Albares prévient que la guerre de la Russie contre l'Ukraine ne peut avoir lieu « prix » dans le plan de paix de Trump

Archive – Le ministre des Affaires étrangères, de l'Union européenne et de la Coopération, José Manuel Albares- Marta Fernández Jara – Europa Press – Archive

Il défend que toute décision doit prendre en compte l'Ukraine et aussi l'Europe, car elle affecte la sécurité de l'ensemble du continent.

JOHANNESBOURG, 22 nov. (De l'envoyé spécial d'EUROPA PRESS, Daniel Blanco) –

Le ministre des Affaires étrangères, de l'Union européenne et de la Coopération, José Manuel Albares, a clairement indiqué que la guerre d'agression lancée par la Russie contre l'Ukraine ne pouvait avoir « prix » compte tenu des négociations imminentes basées sur le plan élaboré par le président des États-Unis, Donald Trump.

Dans des déclarations aux médias depuis Johannesburg, où il participe avec la délégation espagnole au sommet des dirigeants du G20, il a insisté sur le fait que la paix qui émerge de cette négociation doit être « juste et durable » et non « une parenthèse entre deux guerres » et l'accord doit respecter la souveraineté de l'Ukraine, puisque le plan de Washington implique des transferts de territoire à Moscou.

« Nous ne pouvons pas permettre qu'une guerre d'agression ait une récompense »a-t-il souligné, soulignant qu'en ces heures « définition » Les Européens sont unis et soutiennent le président ukrainien Volodomir Zelensky. « La guerre ne peut pas être un moyen de résoudre les différends entre États ou de mener une politique étrangère, tout est en jeu »a-t-il prévenu.

En ce sens, il a souligné que toute décision concernant l'avenir de l'Ukraine doit amener ce pays à « au centre de toute décision » et aussi à l'Europe, car toute décision affecte la sécurité du continent.

PROTAGONISTE DU G20

Le ministre a admis que cela « Plan russo-américain » -comme il l'a défini– a survolé toutes les conversations de ce samedi au sommet de l'Afrique du Sud et a indiqué que le président Pedro Sánchez avait participé « activement » lors de la réunion des dirigeants qui ont abordé le plan de paix de Trump en marge du G20.

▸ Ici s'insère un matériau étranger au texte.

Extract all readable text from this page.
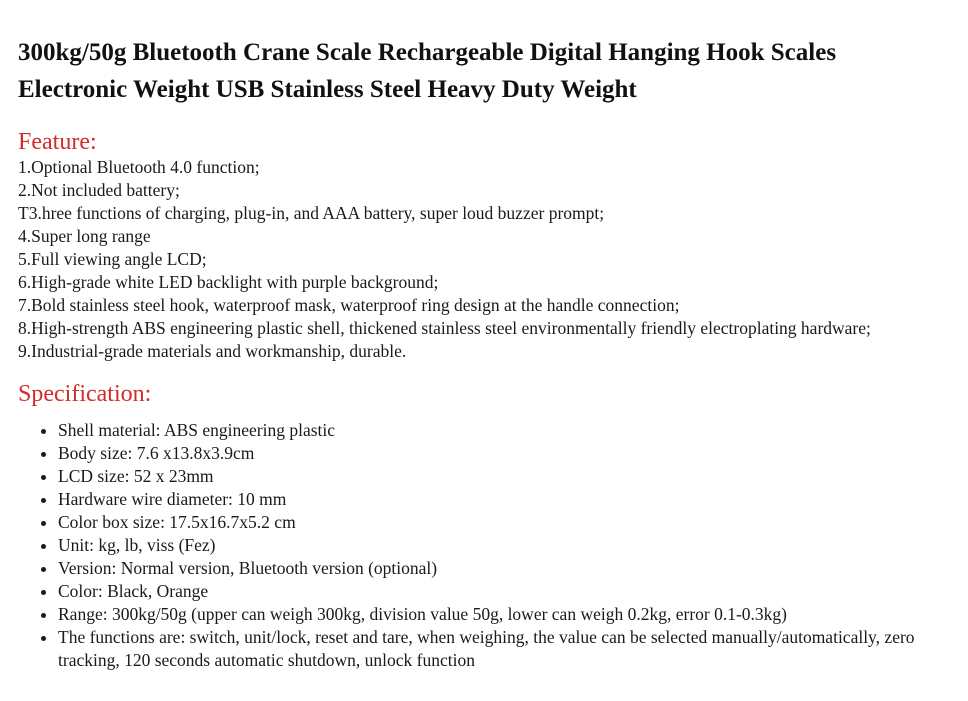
300kg/50g Bluetooth Crane Scale Rechargeable Digital Hanging Hook Scales
Electronic Weight USB Stainless Steel Heavy Duty Weight
Feature:
1.Optional Bluetooth 4.0 function;
2.Not included battery;
T3.hree functions of charging, plug-in, and AAA battery, super loud buzzer prompt;
4.Super long range
5.Full viewing angle LCD;
6.High-grade white LED backlight with purple background;
7.Bold stainless steel hook, waterproof mask, waterproof ring design at the handle connection;
8.High-strength ABS engineering plastic shell, thickened stainless steel environmentally friendly electroplating hardware;
9.Industrial-grade materials and workmanship, durable.
Specification:
• Shell material: ABS engineering plastic
• Body size: 7.6 x13.8x3.9cm
• LCD size: 52 x 23mm
• Hardware wire diameter: 10 mm
• Color box size: 17.5x16.7x5.2 cm
• Unit: kg, lb, viss (Fez)
• Version: Normal version, Bluetooth version (optional)
• Color: Black, Orange
• Range: 300kg/50g (upper can weigh 300kg, division value 50g, lower can weigh 0.2kg, error 0.1-0.3kg)
• The functions are: switch, unit/lock, reset and tare, when weighing, the value can be selected manually/automatically, zero tracking, 120 seconds automatic shutdown, unlock function
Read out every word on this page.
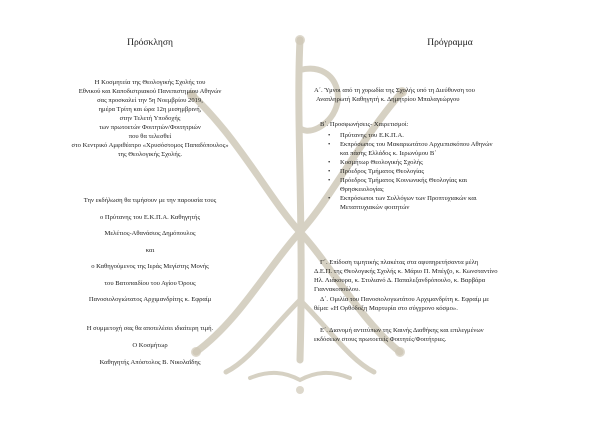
Πρόσκληση
Η Κοσμητεία της Θεολογικής Σχολής του
Εθνικού και Καποδιστριακού Πανεπιστημίου Αθηνών
σας προσκαλεί την 5η Νοεμβρίου 2019,
ημέρα Τρίτη και ώρα 12η μεσημβρινή,
στην Τελετή Υποδοχής
των πρωτοετών Φοιτητών/Φοιτητριών
που θα τελεσθεί
στο Κεντρικό Αμφιθέατρο «Χρυσόστομος Παπαδόπουλος»
της Θεολογικής Σχολής.
Την εκδήλωση θα τιμήσουν με την παρουσία τους
ο Πρύτανης του Ε.Κ.Π.Α. Καθηγητής
Μελέτιος-Αθανάσιος Δημόπουλος
και
ο Καθηγούμενος της Ιεράς Μεγίστης Μονής
του Βατοπαιδίου του Αγίου Όρους
Πανοσιολογιώτατος Αρχιμανδρίτης κ. Εφραίμ
Η συμμετοχή σας θα αποτελέσει ιδιαίτερη τιμή.
Ο Κοσμήτωρ
Καθηγητής Απόστολος Β. Νικολαΐδης
Πρόγραμμα
Α΄. Ύμνοι από τη χορωδία της Σχολής υπό τη Διεύθυνση του
Αναπληρωτή Καθηγητή κ. Δημητρίου Μπαλαγεώργου
Β΄. Προσφωνήσεις- Χαιρετισμοί:
• Πρύτανης του Ε.Κ.Π.Α.
• Εκπρόσωπος του Μακαριωτάτου Αρχιεπισκόπου Αθηνών
και πάσης Ελλάδος κ. Ιερωνύμου Β΄
• Κοσμήτωρ Θεολογικής Σχολής
• Πρόεδρος Τμήματος Θεολογίας
• Πρόεδρος Τμήματος Κοινωνικής Θεολογίας και
Θρησκειολογίας
• Εκπρόσωποι των Συλλόγων των Προπτυχιακών και
Μεταπτυχιακών φοιτητών
Γ΄. Επίδοση τιμητικής πλακέτας στα αφυπηρετήσαντα μέλη
Δ.Ε.Π. της Θεολογικής Σχολής κ. Μάριο Π. Μπέγζο, κ. Κωνσταντίνο
Ηλ. Λιάκουρα, κ. Στυλιανό Δ. Παπαλεξανδρόπουλο, κ. Βαρβάρα
Γιαννακοπούλου.
Δ΄. Ομιλία του Πανοσιολογιωτάτου Αρχιμανδρίτη κ. Εφραίμ με
θέμα: «Η Ορθόδοξη Μαρτυρία στο σύγχρονο κόσμο».
Ε΄. Διανομή αντιτύπων της Καινής Διαθήκης και επιλεγμένων
εκδόσεων στους πρωτοετείς Φοιτητές/Φοιτήτριες.
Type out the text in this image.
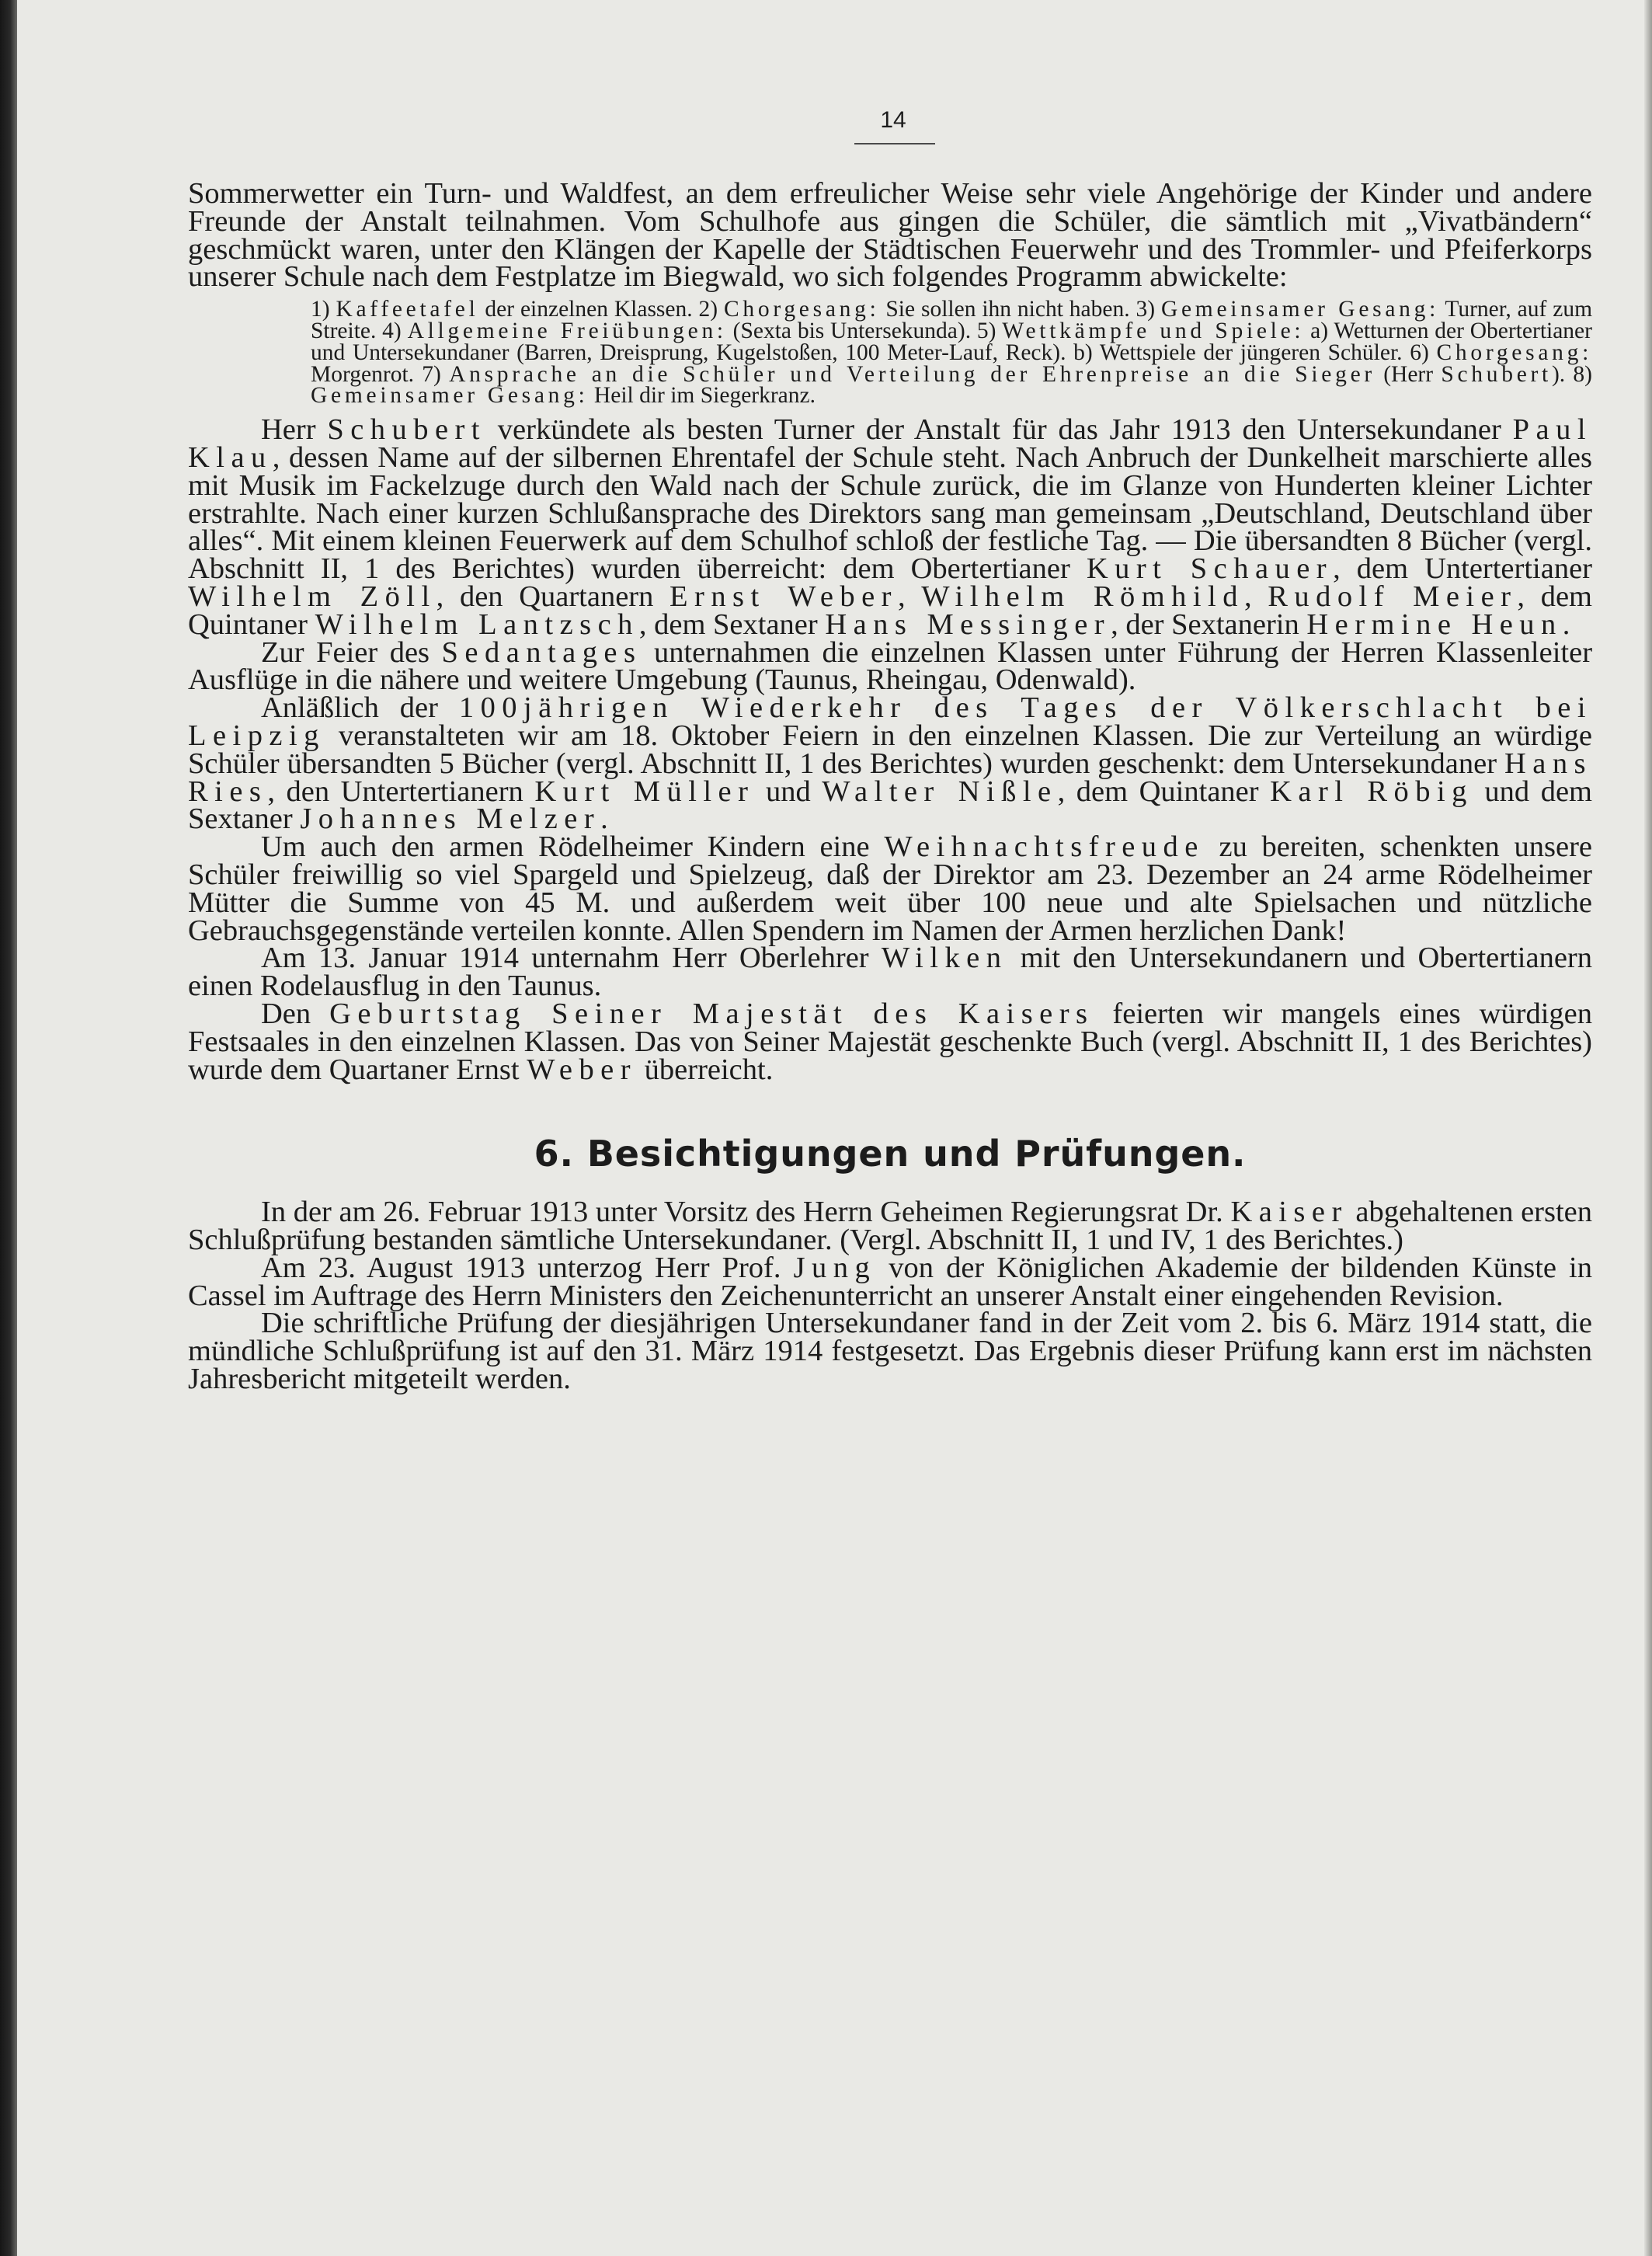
14

Sommerwetter ein Turn- und Waldfest, an dem erfreulicher Weise sehr viele Angehörige der Kinder und andere Freunde der Anstalt teilnahmen. Vom Schulhofe aus gingen die Schüler, die sämtlich mit „Vivatbändern“ geschmückt waren, unter den Klängen der Kapelle der Städtischen Feuerwehr und des Trommler- und Pfeiferkorps unserer Schule nach dem Festplatze im Biegwald, wo sich folgendes Programm abwickelte:

1) Kaffeetafel der einzelnen Klassen. 2) Chorgesang: Sie sollen ihn nicht haben. 3) Gemeinsamer Gesang: Turner, auf zum Streite. 4) Allgemeine Freiübungen: (Sexta bis Untersekunda). 5) Wettkämpfe und Spiele: a) Wetturnen der Obertertianer und Untersekundaner (Barren, Dreisprung, Kugelstoßen, 100 Meter-Lauf, Reck). b) Wettspiele der jüngeren Schüler. 6) Chorgesang: Morgenrot. 7) Ansprache an die Schüler und Verteilung der Ehrenpreise an die Sieger (Herr Schubert). 8) Gemeinsamer Gesang: Heil dir im Siegerkranz.

Herr Schubert verkündete als besten Turner der Anstalt für das Jahr 1913 den Untersekundaner Paul Klau, dessen Name auf der silbernen Ehrentafel der Schule steht. Nach Anbruch der Dunkelheit marschierte alles mit Musik im Fackelzuge durch den Wald nach der Schule zurück, die im Glanze von Hunderten kleiner Lichter erstrahlte. Nach einer kurzen Schlußansprache des Direktors sang man gemeinsam „Deutschland, Deutschland über alles“. Mit einem kleinen Feuerwerk auf dem Schulhof schloß der festliche Tag. — Die übersandten 8 Bücher (vergl. Abschnitt II, 1 des Berichtes) wurden überreicht: dem Obertertianer Kurt Schauer, dem Untertertianer Wilhelm Zöll, den Quartanern Ernst Weber, Wilhelm Römhild, Rudolf Meier, dem Quintaner Wilhelm Lantzsch, dem Sextaner Hans Messinger, der Sextanerin Hermine Heun.

Zur Feier des Sedantages unternahmen die einzelnen Klassen unter Führung der Herren Klassenleiter Ausflüge in die nähere und weitere Umgebung (Taunus, Rheingau, Odenwald).

Anläßlich der 100jährigen Wiederkehr des Tages der Völkerschlacht bei Leipzig veranstalteten wir am 18. Oktober Feiern in den einzelnen Klassen. Die zur Verteilung an würdige Schüler übersandten 5 Bücher (vergl. Abschnitt II, 1 des Berichtes) wurden geschenkt: dem Untersekundaner Hans Ries, den Untertertianern Kurt Müller und Walter Nißle, dem Quintaner Karl Röbig und dem Sextaner Johannes Melzer.

Um auch den armen Rödelheimer Kindern eine Weihnachtsfreude zu bereiten, schenkten unsere Schüler freiwillig so viel Spargeld und Spielzeug, daß der Direktor am 23. Dezember an 24 arme Rödelheimer Mütter die Summe von 45 M. und außerdem weit über 100 neue und alte Spielsachen und nützliche Gebrauchsgegenstände verteilen konnte. Allen Spendern im Namen der Armen herzlichen Dank!

Am 13. Januar 1914 unternahm Herr Oberlehrer Wilken mit den Untersekundanern und Obertertianern einen Rodelausflug in den Taunus.

Den Geburtstag Seiner Majestät des Kaisers feierten wir mangels eines würdigen Festsaales in den einzelnen Klassen. Das von Seiner Majestät geschenkte Buch (vergl. Abschnitt II, 1 des Berichtes) wurde dem Quartaner Ernst Weber überreicht.

6. Besichtigungen und Prüfungen.

In der am 26. Februar 1913 unter Vorsitz des Herrn Geheimen Regierungsrat Dr. Kaiser abgehaltenen ersten Schlußprüfung bestanden sämtliche Untersekundaner. (Vergl. Abschnitt II, 1 und IV, 1 des Berichtes.)

Am 23. August 1913 unterzog Herr Prof. Jung von der Königlichen Akademie der bildenden Künste in Cassel im Auftrage des Herrn Ministers den Zeichenunterricht an unserer Anstalt einer eingehenden Revision.

Die schriftliche Prüfung der diesjährigen Untersekundaner fand in der Zeit vom 2. bis 6. März 1914 statt, die mündliche Schlußprüfung ist auf den 31. März 1914 festgesetzt. Das Ergebnis dieser Prüfung kann erst im nächsten Jahresbericht mitgeteilt werden.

Ainsi, il a été satisfait du résultat de cette réunion, à laquelle ont participé les partenaires de l'UE et d'autres pays partageant une position, comme le Royaume-Uni, le Canada et le Japon, entre autres, qui ont publié « quelques lignes déterminées » dans lequel ils décrivent l'accord comme une bonne base de négociation, mais insistent sur le fait que la paix ne peut être obtenue au prix de cessions de territoires.

Après cette première réunion, il y en aura une autre lundi à Luanda (Angola), en l'occurrence en marge du sommet Union africaine-Union européenne, où les 27 continueront d'aborder l'avenir de l'Ukraine. « Les contacts se feront à tous les niveaux »a-t-il souligné.

NÉGOCIATIONS À GENÈVE

Ils pourront y faire un premier bilan après les négociations de ce dimanche 23 novembre à Genève entre Washington et Kiev, auxquelles participeront également des représentants de l'UE, au niveau des conseillers à la sécurité nationale, comme l'ont confirmé à Europa Press des sources bien informées.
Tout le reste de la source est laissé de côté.